Austere this: Greece needs to default. And Iceland (they vote March 6 to default or not). And all of them.
Stop supporting banksters. Your enable them when you give them your money.
Vote to end it. End it. You know its going to end anyway.
+1
In the US, where any news is good news, equities jump following the headline.
I hope equities make another run at it, as it will allow even better entries on shorts.
Wow! What a coincidence?
Uh equities just nose dived.
SO Goldman puts the hit out on Greece. Fitch is the hit man.
Long GS
Shake, rattle and roll.
Long live viotility. Without it their would be no......
Good morning, you stupid bulls. I've got news for you. The reflation trade is dead. The economy is not roaring. The government's lying to you. We're in a depression. The stock market's going to crash!
What is with this guy Tyler Durden and his daily attack on Greece?

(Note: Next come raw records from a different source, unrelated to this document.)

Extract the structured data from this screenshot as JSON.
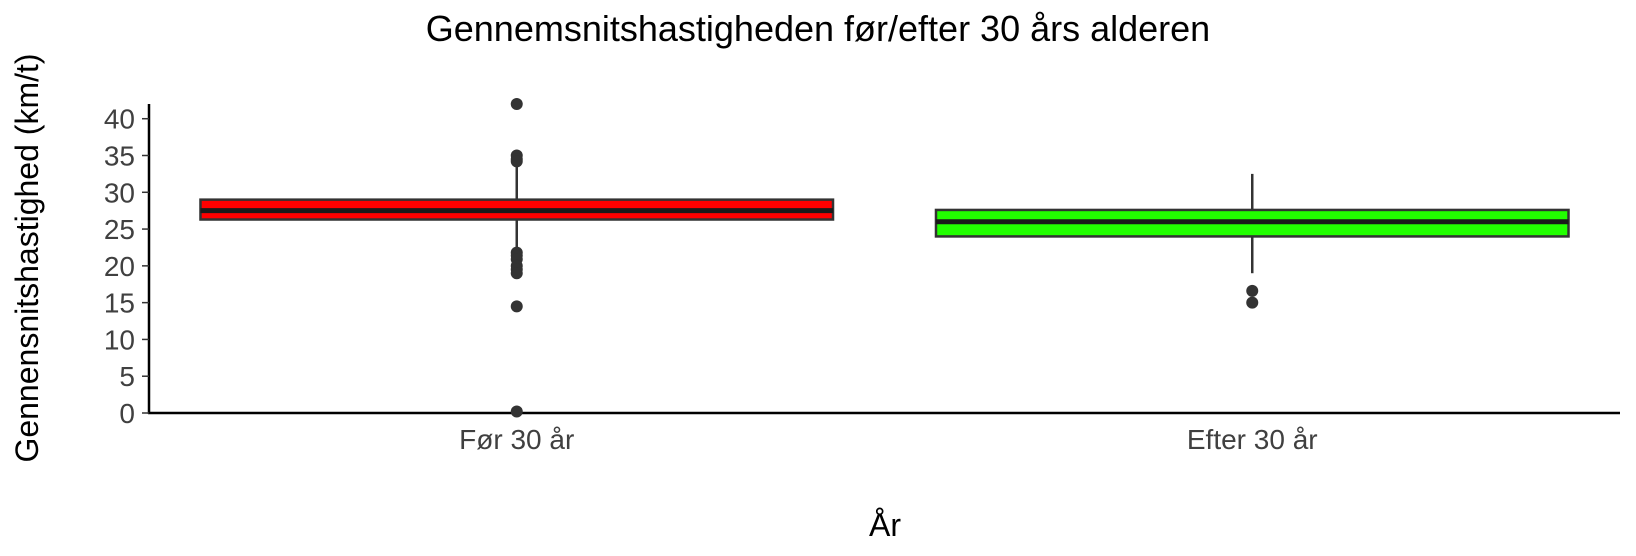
{
  "chart_data": {
    "type": "boxplot",
    "title": "Gennemsnitshastigheden før/efter 30 års alderen",
    "xlabel": "År",
    "ylabel": "Gennensnitshastighed (km/t)",
    "ylim": [
      0,
      42
    ],
    "yticks": [
      0,
      5,
      10,
      15,
      20,
      25,
      30,
      35,
      40
    ],
    "categories": [
      "Før 30 år",
      "Efter 30 år"
    ],
    "grid": false,
    "boxes": [
      {
        "category": "Før 30 år",
        "fill": "#ff0000",
        "whisker_low": 22.0,
        "q1": 26.3,
        "median": 27.5,
        "q3": 29.0,
        "whisker_high": 33.5,
        "outliers": [
          42.0,
          35.0,
          34.5,
          34.2,
          21.8,
          21.4,
          20.9,
          20.0,
          19.5,
          19.0,
          14.5,
          0.2
        ]
      },
      {
        "category": "Efter 30 år",
        "fill": "#22ff00",
        "whisker_low": 19.0,
        "q1": 24.0,
        "median": 26.0,
        "q3": 27.6,
        "whisker_high": 32.5,
        "outliers": [
          16.6,
          15.0
        ]
      }
    ]
  }
}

Is he getting paid by Paulson and other to talk down the Greek bond spreads or what?
I post a recent comment from hedge fund Brevan Howard in a letter to investors (who shorted Greek bonds last year). "We believe that the short trade in Greek and other Euro sovereign credits is extended, crowded, fully prices
the fundamentals and is exposed to a regulatory squeeze, as
occurred on short positions in financial stocks in 2008"
Good plan, shoot the messenger. Possibly you should aim a bit higher up. Fitch. If you don't like the news, don't read it.
And then there are those of us who are thankful for zerohedge as it gives us needed info we cant get anywhere else.
THANK YOU ZERO HEDGE
I have turned so many people on to Zerohedge who have turned more people on to Zerohedge.
I say let the truth be known, in a world full of manipulated numbers and facts, I can always return here and find some truth.
Again, Thank You.
I find it odd that John Paulson is tag teaming Greece with Goldman Sachs? I thought sub prime was an isolated incident with John Paulson being the only lone ranger/hedge fund to be in the winners circle with Goldman.
With this new development in Greece, it seems as they might have been colluding togther in the US on the sub prime trade. Why ? So Goldman wouldn't have to disclose a 7 - 10 billion profit on subprime. Diversify the loot so it isn't as obvious.
That's why Goldman sold large chunks of AIG to those french and german banks. SO it wasn't obvious that Goldman was the largest counter party / there fore largest benifit to gain.
I imagine alot of the rise in their stock price has simply been schemes of Goldman plowing back in it's own illiciet profits into their stock price.
Good Day
I was told many years ago there is a war coming between the USD and EURO this war was going to be over world currency dominance. As you can see this game appears to be on, but who will win.......?????
Et tu, Soros?
As the world turns, the Fed has failed auctions. Kool-aid anybody?